01. Testing Helmets
The testing of American football helmets. (1912).
A woman is photographed by police after being arrested for serving alcohol illegally from her “bootlegger’s life preserver”. (1924).
03. Kiss of Life
Taken in 1967 by Rocco Morabito, this photo called “The Kiss of Life” shows a utility worker named J.D. Thompson giving mouth-to-mouth to co-worker Randall G. Champion after he went unconscious following contact with a Low Voltage line. They had been performing routine maintenance when Champion brushed one of the low voltage lines at the very top of the utility pole. His safety harness prevented a fall, and Thompson, who had been ascending below him, quickly reached him and performed mouth-to-mouth resuscitation. He was unable to perform CPR given the circumstances, but continued breathing into Champion’s lungs until he felt a slight pulse, then unbuckled his harness and descended with him on his shoulder. Thompson and another worker administered CPR on the ground, and Champion was moderately revived by the time paramedics arrived, eventually making a full recovery.
04. Saying Goodbye
John Kennedy Jr. saying goodbye to the White House Kitchen staff. (1963). John Jr.’s birthday was the day they buried his father so they had his birthday party on the December 6th at The White House and left the same day.
05. Samuel Reshevsky
Samuel Reshevsky, age 8, defeating several chess masters at once in France. (1920). It seems he was not simply copying the moves of others. By the point of this photo, he had been playing chess for half his life, and had been identified as a prodigy. He began playing simultaneous games at age 6 and became a Grand Master despite never really playing professionally.
06. Polaris missile
President John F. Kennedy observes the firing of a Polaris missile by the submerged nuclear submarine Andrew Jackson, off the coast of Florida on November 16, 1963. He was assassinated six days later. The Polaris had onboard miniaturized computing powers that were in contact with a computer aboard the submarine, using an early form of GPS called Transit. The warhead was ~1.2 megatons vs ~100 kilotons for current generation sub launched ballistic missiles. A “miss” with a 1.2 megaton warhead was about as good as a hit from a warhead with a yield of 100 kilotons, especially against soft targets, which would have been the thing they were using submarines for in the 1960s.
07. Harlem Peace March
Demonstrator at the Harlem Peace March to end racial oppression carries an anti-war sign, 1967. The quote “No Vietnamese ever called me a n****r” is often misattributed to Muhammad Ali. What Muhammad Ali actually said was “My conscience won’t let me go shoot my brother, or some darker people, or some poor hungry people in the mud for big powerful America. And shoot them for what? They never called me n****r, they never lynched me, they didn’t put no dogs on me, they didn’t rob me of my nationality, rape and kill my mother and father… Shoot them for what? How can I shoot them poor people? Just take me to jail.”
08. Polar Bears
Russian soldier feeding polar bears sweet condensed milk from a tank. (1950).

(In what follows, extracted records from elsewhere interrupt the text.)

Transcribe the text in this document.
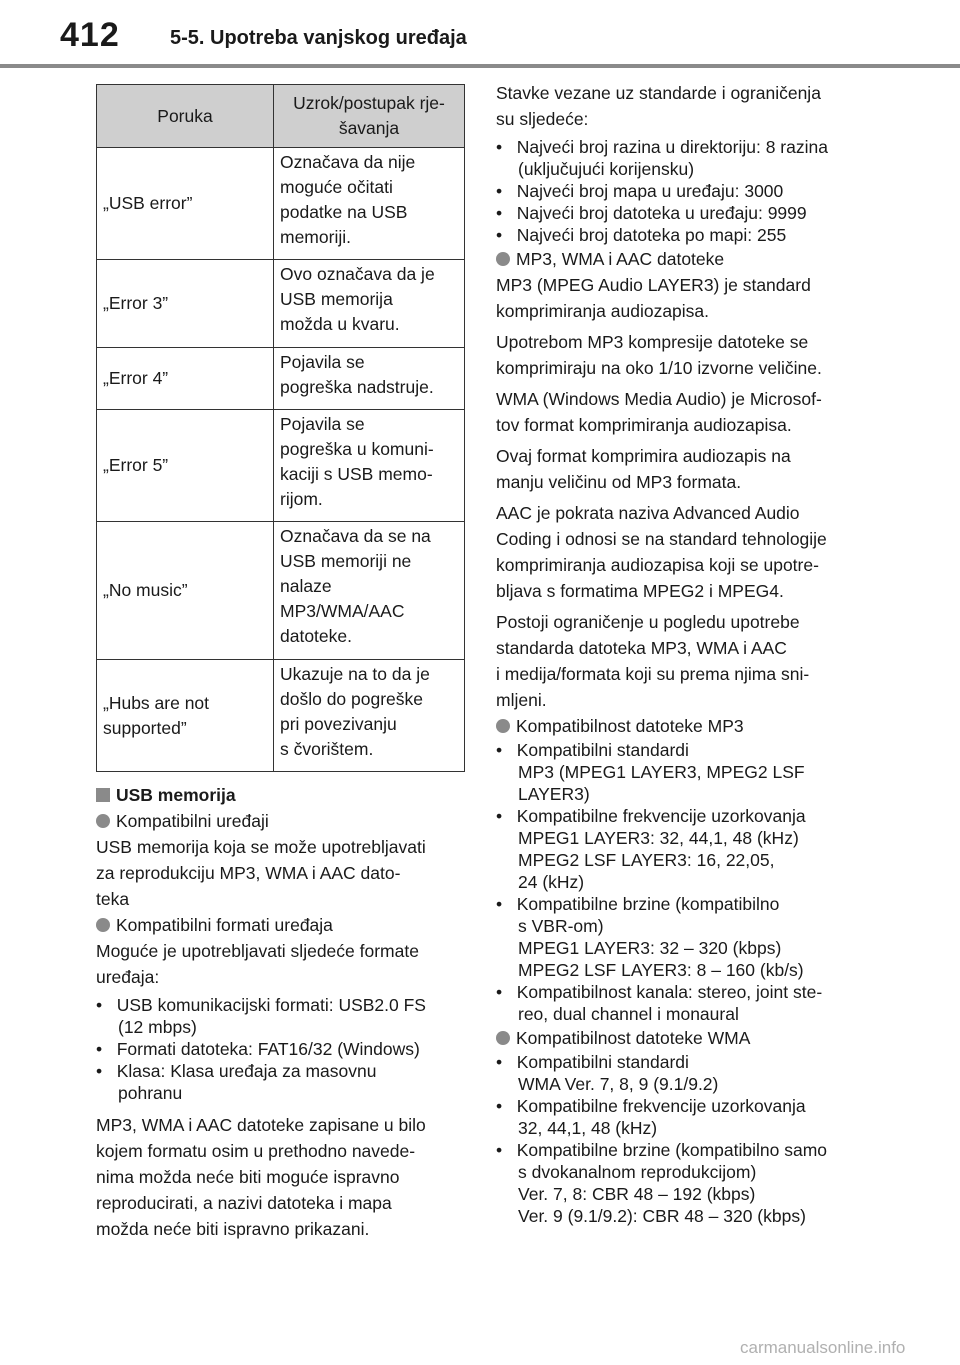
412	5-5. Upotreba vanjskog uređaja
Poruka	Uzrok/postupak rje-
šavanja
„USB error”	Označava da nije
moguće očitati
podatke na USB
memoriji.
„Error 3”	Ovo označava da je
USB memorija
možda u kvaru.
„Error 4”	Pojavila se
pogreška nadstruje.
„Error 5”	Pojavila se
pogreška u komuni-
kaciji s USB memo-
rijom.
„No music”	Označava da se na
USB memoriji ne
nalaze
MP3/WMA/AAC
datoteke.
„Hubs are not
supported”	Ukazuje na to da je
došlo do pogreške
pri povezivanju
s čvorištem.

USB memorija

Kompatibilni uređaji

USB memorija koja se može upotrebljavati
za reprodukciju MP3, WMA i AAC dato-
teka

Kompatibilni formati uređaja

Moguće je upotrebljavati sljedeće formate
uređaja:

•   USB komunikacijski formati: USB2.0 FS

(12 mbps)

•   Formati datoteka: FAT16/32 (Windows)

•   Klasa: Klasa uređaja za masovnu

pohranu

MP3, WMA i AAC datoteke zapisane u bilo
kojem formatu osim u prethodno navede-
nima možda neće biti moguće ispravno
reproducirati, a nazivi datoteka i mapa
možda neće biti ispravno prikazani.

Stavke vezane uz standarde i ograničenja
su sljedeće:

•   Najveći broj razina u direktoriju: 8 razina

(uključujući korijensku)

•   Najveći broj mapa u uređaju: 3000

•   Najveći broj datoteka u uređaju: 9999

•   Najveći broj datoteka po mapi: 255

MP3, WMA i AAC datoteke

MP3 (MPEG Audio LAYER3) je standard
komprimiranja audiozapisa.

Upotrebom MP3 kompresije datoteke se
komprimiraju na oko 1/10 izvorne veličine.

WMA (Windows Media Audio) je Microsof-
tov format komprimiranja audiozapisa.

Ovaj format komprimira audiozapis na
manju veličinu od MP3 formata.

AAC je pokrata naziva Advanced Audio
Coding i odnosi se na standard tehnologije
komprimiranja audiozapisa koji se upotre-
bljava s formatima MPEG2 i MPEG4.

Postoji ograničenje u pogledu upotrebe
standarda datoteka MP3, WMA i AAC
i medija/formata koji su prema njima sni-
mljeni.

Kompatibilnost datoteke MP3

•   Kompatibilni standardi

MP3 (MPEG1 LAYER3, MPEG2 LSF
LAYER3)

•   Kompatibilne frekvencije uzorkovanja

MPEG1 LAYER3: 32, 44,1, 48 (kHz)
MPEG2 LSF LAYER3: 16, 22,05,
24 (kHz)

•   Kompatibilne brzine (kompatibilno

s VBR-om)
MPEG1 LAYER3: 32 – 320 (kbps)
MPEG2 LSF LAYER3: 8 – 160 (kb/s)

•   Kompatibilnost kanala: stereo, joint ste-

reo, dual channel i monaural

Kompatibilnost datoteke WMA

•   Kompatibilni standardi

WMA Ver. 7, 8, 9 (9.1/9.2)

•   Kompatibilne frekvencije uzorkovanja

32, 44,1, 48 (kHz)

•   Kompatibilne brzine (kompatibilno samo

s dvokanalnom reprodukcijom)
Ver. 7, 8: CBR 48 – 192 (kbps)
Ver. 9 (9.1/9.2): CBR 48 – 320 (kbps)

carmanualsonline.info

Samurai of the Satsuma clan on the Imperial side during the Boshin War (1868). The photo was hand colored by the photographer Felice Beato and his staff.
10. Human Eagle
The Human Eagle comprised of 12500 officers, nurses and men at Camp Gordon in Atlanta. (1918). The most impressive part is the forced-perspective due to not having an overhead view. Look at the number of men per row in the foreground, then check the background. Photographer was able to get the image by actually drawing an outline on the lens, he then had the troops place flags in certain positions while he looked through the camera. It worked so well because these men were used to following orders and the flags were a well known way of communicating. When it came to the day of the photograph, the photographer would then be able to put all the pieces together.
Oranges for 1 cent at Seed and Feed store in Lincoln, Nebraska. (1942) . Photographer is Vachon, John.
Iceberg that had red and black paint on it. They believe that this is the iceberg that sank the Titanic. This iceberg was photographed by the chief steward of the liner Prinz Adalbert on the morning of April 15, 1912, just a few miles south of where the “Titanic” went down. The steward hadn’t yet heard about the Titanic. What caught his attention was the smear of red paint along the base of the berg, indication that it had collided with a ship.